Pengarang profesional atau pengarang-sambil-bekerja

Dewasa ini tidak ada lagi orang-orang kaya atau raja-raja yang melindungi pengarang dengan membiayainya secara cuma-cuma. Juga tidak ada lagi umpamanya gereja-gereja (kecuali di Spanyol) yang bersedia menyokong seorang seniman. Karena itu maka seorang pengarang dalam dunia kita harus hidup dari karangannya, atau jika dia tidak bisa hidup sebagai pengarang saja, maka dia terpaksa mencari hidup dengan bekerja sebagai wartawan sambil mengarang, atau mengarang sambil bekerja di tempat lain. Banyak kawan-kawan yang menyatakan keheranan mereka pada saya, betapa saya dapat hidup dari mengarang saja. Sebenarnya hal ini bukanlah disebabkan karena cara saya mengarang: hal ini menjadi mungkin karena sistem distribusi dan penjualan buku-buku yang sekarang berlaku di Amerika Serikat.
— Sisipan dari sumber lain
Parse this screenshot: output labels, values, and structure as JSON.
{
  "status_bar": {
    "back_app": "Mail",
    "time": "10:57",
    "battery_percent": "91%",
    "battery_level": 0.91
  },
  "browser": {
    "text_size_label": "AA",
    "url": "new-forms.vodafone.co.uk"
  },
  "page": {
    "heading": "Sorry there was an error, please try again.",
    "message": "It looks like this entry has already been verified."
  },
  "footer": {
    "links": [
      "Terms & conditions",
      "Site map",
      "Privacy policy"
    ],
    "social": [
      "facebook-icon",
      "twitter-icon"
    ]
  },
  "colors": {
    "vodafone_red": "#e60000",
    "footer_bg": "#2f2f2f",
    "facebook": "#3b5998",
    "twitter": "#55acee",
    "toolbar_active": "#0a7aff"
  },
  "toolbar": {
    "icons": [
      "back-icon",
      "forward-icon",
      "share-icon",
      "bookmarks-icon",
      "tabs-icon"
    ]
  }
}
Book Clubs, majalah-majalah yang kaya, dan sebagainya memungkinkan seseorang dapat hidup sebagai anggota kelas menengah dengan menulis saja di Amerika. Sesungguhnyalah empat buah cerita saja yang terjual pada majalah Saturday Evening Post umpamanya, dapat memberikan kemampuan pada seseorang untuk mengirim anaknya bersekolah di universitas… Harvard. Akan tetapi untuk dapat menulis cerita-cerita yang disukai oleh majalah-majalah serupa ini lebih sukar dari yang disangka.

Pengarang harus menulis cerita yang diketahuinya akan disukai redaksi majalah-majalah tersebut, dan juga yang akan disukai oleh pembaca. Sedikit sekali atau hampir tidak ada ikut campur dalam cara mengarang serupa ini emosi pribadi pengarang. Beberapa pengarang berhasil mengarang terus menerus serupa ini selama hidup mereka. Mereka barangkali beruntung sekali.

Jarang benar seorang pengarang dapat memberikan ekspresi pada emosi-emosinya yang paling dalam, dan dengan berbuat seperti ini dapat pula penghasilan untuk hidupnya. Banyak yang harus bekerja menjadi guru atau menjadi wartawan, dan mengarang malam hari atau pada hari minggu, ketika mereka tidak perlu masuk kerja. Hanyalah pengarang yang dapat memutuskan bagi dirinya sendiri untuk mengabdikan dirinya pada soal-soal hidup yang sungguh-sungguh penting, yang dapat menghindarkan dirinya dari godaan untuk mendapat uang banyak-banyak dengan cara mengarang sebagai dikehendaki majalah-majalah yang kaya itu. Seorang seniman yang sungguh-sungguh harus sadar, bahwa seni itu adalah ratu yang pencemburu. Seniman tidak bisa memujanya, akan tetapi disamping ini hendak memetik pula bunga yang lain.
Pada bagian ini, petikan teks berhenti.